Essai sur les hiéroglyphes des Égyptiens was a significant 1744 French translation of an English work on the history of writing.

==Content==
The Essai translated a section (book IV of volume 2) of The Divine Legation of Moses (from 1737) by William Warburton, thought by the original author to have value independent of his main religious thesis. The work of de Malpeines, the translator, appeared under the longer title Essai sur Les hiéroglyphes des Égyptiens, où l'on voit l'origine et le progrès du langage et de l'écriture, l'antiquité des sciences en Égypte, et l'origine du culte des animaux. It was based on 140 pages of the original work of Warburton, which in all ran to over 1000 pages. Those pages are the part of the work that is now most remembered.

The book as published also contained a work of Nicolas Fréret, "Remarques sur la chronologie et sur la première écriture des Chinois". The notes to Essai itself discussed the views of Warburton and Samuel Shuckford on Chinese characters.

==Translator==
Marc-Antoine Léonard de Malpeines (or des Malpeines) (1700–1768) was a French lawyer.
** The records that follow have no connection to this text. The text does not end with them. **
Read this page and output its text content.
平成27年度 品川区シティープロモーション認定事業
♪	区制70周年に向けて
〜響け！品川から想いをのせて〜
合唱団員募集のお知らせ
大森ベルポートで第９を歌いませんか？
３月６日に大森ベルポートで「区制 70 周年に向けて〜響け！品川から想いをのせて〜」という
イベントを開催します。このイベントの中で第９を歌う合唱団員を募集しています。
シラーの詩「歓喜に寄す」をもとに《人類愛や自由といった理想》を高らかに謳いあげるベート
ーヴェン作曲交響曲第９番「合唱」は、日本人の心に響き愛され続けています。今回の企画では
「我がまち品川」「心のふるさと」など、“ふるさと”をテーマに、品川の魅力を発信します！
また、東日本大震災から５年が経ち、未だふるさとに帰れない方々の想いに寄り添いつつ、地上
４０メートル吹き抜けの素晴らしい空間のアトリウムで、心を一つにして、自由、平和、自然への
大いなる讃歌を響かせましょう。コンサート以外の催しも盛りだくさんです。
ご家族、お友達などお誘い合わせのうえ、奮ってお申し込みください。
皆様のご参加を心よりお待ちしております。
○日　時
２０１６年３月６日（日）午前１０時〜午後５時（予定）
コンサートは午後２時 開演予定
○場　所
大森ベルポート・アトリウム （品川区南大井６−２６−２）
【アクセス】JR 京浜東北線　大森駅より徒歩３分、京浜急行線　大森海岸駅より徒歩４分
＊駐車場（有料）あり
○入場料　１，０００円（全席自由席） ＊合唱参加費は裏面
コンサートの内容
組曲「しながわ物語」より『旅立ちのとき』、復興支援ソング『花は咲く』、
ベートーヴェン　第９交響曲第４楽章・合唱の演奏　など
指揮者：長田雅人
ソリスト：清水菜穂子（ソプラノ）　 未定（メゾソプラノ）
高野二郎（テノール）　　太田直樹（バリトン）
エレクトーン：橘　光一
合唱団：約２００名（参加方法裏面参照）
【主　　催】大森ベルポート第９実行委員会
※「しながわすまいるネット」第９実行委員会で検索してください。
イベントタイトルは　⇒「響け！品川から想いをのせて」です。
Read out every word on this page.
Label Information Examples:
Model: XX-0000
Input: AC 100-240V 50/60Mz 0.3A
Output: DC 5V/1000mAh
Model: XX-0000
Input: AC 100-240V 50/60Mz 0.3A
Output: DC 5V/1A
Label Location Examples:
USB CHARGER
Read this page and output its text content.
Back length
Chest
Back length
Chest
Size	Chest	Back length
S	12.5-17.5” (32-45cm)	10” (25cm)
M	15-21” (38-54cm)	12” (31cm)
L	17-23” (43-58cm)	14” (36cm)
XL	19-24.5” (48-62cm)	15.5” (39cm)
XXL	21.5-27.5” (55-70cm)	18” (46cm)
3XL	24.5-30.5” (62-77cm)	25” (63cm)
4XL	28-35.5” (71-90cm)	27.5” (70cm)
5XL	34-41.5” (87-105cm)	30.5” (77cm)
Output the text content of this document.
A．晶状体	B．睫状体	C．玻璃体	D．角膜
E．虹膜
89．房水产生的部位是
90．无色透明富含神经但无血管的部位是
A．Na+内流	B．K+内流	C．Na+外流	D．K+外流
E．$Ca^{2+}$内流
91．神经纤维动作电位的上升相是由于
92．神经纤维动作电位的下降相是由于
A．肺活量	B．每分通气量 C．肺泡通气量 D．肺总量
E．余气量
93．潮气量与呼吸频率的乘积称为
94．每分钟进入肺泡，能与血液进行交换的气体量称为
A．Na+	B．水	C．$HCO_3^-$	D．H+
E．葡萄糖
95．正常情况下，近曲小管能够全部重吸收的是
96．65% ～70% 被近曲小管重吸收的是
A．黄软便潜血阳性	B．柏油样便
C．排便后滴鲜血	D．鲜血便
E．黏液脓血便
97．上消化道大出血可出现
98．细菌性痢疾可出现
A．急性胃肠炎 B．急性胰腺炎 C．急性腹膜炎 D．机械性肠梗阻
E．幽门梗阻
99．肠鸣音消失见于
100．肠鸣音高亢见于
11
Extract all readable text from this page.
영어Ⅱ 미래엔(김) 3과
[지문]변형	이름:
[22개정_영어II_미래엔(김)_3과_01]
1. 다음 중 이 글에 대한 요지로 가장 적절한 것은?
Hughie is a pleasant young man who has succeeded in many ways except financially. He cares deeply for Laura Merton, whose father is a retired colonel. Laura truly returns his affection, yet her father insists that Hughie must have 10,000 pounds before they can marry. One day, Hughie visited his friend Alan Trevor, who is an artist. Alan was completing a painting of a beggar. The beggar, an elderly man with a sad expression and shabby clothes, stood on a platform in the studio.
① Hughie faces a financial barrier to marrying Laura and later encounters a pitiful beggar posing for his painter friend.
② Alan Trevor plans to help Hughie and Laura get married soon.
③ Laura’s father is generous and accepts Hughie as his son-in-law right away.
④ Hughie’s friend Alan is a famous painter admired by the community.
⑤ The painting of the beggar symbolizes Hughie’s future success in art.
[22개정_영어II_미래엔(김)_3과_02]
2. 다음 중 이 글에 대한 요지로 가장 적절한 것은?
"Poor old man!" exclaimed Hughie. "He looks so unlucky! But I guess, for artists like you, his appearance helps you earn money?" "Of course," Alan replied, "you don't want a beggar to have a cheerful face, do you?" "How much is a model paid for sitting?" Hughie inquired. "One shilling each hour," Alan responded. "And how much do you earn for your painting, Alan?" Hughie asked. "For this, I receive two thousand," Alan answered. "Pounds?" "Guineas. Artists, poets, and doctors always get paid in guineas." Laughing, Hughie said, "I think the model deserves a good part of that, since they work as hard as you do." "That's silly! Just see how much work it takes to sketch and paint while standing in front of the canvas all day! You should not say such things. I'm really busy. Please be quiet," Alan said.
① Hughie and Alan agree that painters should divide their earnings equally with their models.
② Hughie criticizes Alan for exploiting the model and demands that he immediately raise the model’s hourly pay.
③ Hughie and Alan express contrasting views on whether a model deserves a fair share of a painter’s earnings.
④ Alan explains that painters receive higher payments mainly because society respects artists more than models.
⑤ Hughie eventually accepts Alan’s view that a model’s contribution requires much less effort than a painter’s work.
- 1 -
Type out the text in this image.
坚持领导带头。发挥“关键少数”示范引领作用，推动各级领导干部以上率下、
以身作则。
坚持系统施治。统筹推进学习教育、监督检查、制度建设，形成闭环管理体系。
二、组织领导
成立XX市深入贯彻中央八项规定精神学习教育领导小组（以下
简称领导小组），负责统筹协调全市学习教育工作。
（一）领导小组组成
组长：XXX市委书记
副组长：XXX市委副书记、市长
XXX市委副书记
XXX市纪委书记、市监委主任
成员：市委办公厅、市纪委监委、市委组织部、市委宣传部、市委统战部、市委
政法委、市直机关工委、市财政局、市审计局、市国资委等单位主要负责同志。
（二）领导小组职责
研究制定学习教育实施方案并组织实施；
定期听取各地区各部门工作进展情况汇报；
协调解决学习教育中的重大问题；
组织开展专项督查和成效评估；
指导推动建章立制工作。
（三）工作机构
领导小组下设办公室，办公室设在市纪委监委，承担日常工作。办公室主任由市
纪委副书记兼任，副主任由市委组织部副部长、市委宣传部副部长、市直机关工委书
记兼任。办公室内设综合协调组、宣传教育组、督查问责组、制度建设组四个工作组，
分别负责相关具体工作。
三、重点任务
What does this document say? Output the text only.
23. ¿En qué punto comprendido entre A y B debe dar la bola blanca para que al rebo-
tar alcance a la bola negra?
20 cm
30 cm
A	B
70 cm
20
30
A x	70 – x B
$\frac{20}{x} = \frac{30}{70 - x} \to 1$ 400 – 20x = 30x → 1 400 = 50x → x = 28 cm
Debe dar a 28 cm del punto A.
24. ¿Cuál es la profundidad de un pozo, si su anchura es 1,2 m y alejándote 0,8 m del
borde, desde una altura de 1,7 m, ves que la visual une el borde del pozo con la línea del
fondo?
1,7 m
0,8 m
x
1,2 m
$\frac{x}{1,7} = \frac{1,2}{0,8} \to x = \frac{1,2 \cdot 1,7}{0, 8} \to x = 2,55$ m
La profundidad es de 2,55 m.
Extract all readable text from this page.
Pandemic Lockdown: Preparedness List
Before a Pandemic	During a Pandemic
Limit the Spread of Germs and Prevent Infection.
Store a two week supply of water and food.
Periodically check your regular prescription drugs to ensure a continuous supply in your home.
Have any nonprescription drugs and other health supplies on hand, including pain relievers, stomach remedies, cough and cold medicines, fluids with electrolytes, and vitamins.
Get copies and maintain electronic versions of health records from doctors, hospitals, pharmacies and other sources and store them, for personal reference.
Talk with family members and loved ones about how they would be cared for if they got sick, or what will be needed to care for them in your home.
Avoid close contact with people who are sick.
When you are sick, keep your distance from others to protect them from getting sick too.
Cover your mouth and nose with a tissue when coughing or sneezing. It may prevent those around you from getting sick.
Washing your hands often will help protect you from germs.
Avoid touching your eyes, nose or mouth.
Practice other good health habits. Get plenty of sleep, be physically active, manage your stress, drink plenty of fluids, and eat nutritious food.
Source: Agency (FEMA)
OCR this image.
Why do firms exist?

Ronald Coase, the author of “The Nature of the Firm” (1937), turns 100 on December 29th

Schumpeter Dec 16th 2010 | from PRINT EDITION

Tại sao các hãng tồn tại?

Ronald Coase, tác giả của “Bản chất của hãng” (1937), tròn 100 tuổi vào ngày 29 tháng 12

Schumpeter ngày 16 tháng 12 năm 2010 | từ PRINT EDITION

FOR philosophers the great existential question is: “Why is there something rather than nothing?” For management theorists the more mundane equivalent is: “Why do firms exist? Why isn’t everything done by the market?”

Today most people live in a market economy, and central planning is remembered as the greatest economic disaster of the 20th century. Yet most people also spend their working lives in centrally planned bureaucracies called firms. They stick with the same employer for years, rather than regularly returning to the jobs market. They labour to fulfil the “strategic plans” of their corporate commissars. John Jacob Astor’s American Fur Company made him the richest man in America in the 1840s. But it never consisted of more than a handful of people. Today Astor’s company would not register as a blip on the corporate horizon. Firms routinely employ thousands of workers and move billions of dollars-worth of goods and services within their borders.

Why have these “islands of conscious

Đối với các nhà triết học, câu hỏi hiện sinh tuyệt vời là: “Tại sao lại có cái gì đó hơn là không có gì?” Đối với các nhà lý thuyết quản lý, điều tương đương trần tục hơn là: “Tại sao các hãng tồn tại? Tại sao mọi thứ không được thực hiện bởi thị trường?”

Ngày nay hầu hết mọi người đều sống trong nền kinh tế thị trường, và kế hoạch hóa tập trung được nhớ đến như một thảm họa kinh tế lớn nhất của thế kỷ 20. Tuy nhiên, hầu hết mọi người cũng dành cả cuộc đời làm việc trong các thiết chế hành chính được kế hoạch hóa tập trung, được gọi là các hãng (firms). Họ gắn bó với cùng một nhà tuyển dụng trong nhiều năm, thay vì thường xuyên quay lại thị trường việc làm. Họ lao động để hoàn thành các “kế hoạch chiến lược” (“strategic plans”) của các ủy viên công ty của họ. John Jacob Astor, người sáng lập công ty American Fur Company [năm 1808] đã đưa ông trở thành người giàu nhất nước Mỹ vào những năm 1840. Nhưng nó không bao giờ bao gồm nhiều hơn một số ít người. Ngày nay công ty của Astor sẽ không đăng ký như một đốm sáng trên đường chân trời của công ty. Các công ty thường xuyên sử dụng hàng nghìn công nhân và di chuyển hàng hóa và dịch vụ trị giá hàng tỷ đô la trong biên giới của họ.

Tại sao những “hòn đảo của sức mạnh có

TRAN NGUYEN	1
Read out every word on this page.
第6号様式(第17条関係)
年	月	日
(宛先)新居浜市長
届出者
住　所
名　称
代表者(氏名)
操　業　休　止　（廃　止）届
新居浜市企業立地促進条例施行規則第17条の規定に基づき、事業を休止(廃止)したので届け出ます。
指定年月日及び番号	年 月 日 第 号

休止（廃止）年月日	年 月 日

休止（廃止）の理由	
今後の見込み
He is known mainly for his 1744 translation and adaptation, the Essai.

==Influence==
Condillac's Essai sur l'origine des connaissances humaines (1746) was influenced by the Essai. The major influences in his Traité des systèmes were the Essai, and the Histoire des oracles of Fontenelle. He carried over verbatim the Essai's explanation of the transition from painting to hieroglyphic writing. Diderot's Lettre sur les sourds-et- muets (1751) was also influenced by the Essai. Warburton's theory on the origin of language in metaphor was taken up by the Encyclopédie group, and Rousseau. Rousseau mentions Warburton in The Social Contract.

==Modern edition==
In 1978 an edition of the Essai by Patrick Tort was published, in a volume including an introduction by Jacques Derrida. Derrida's contribution, Scribble, was then separately translated into English, in 1979.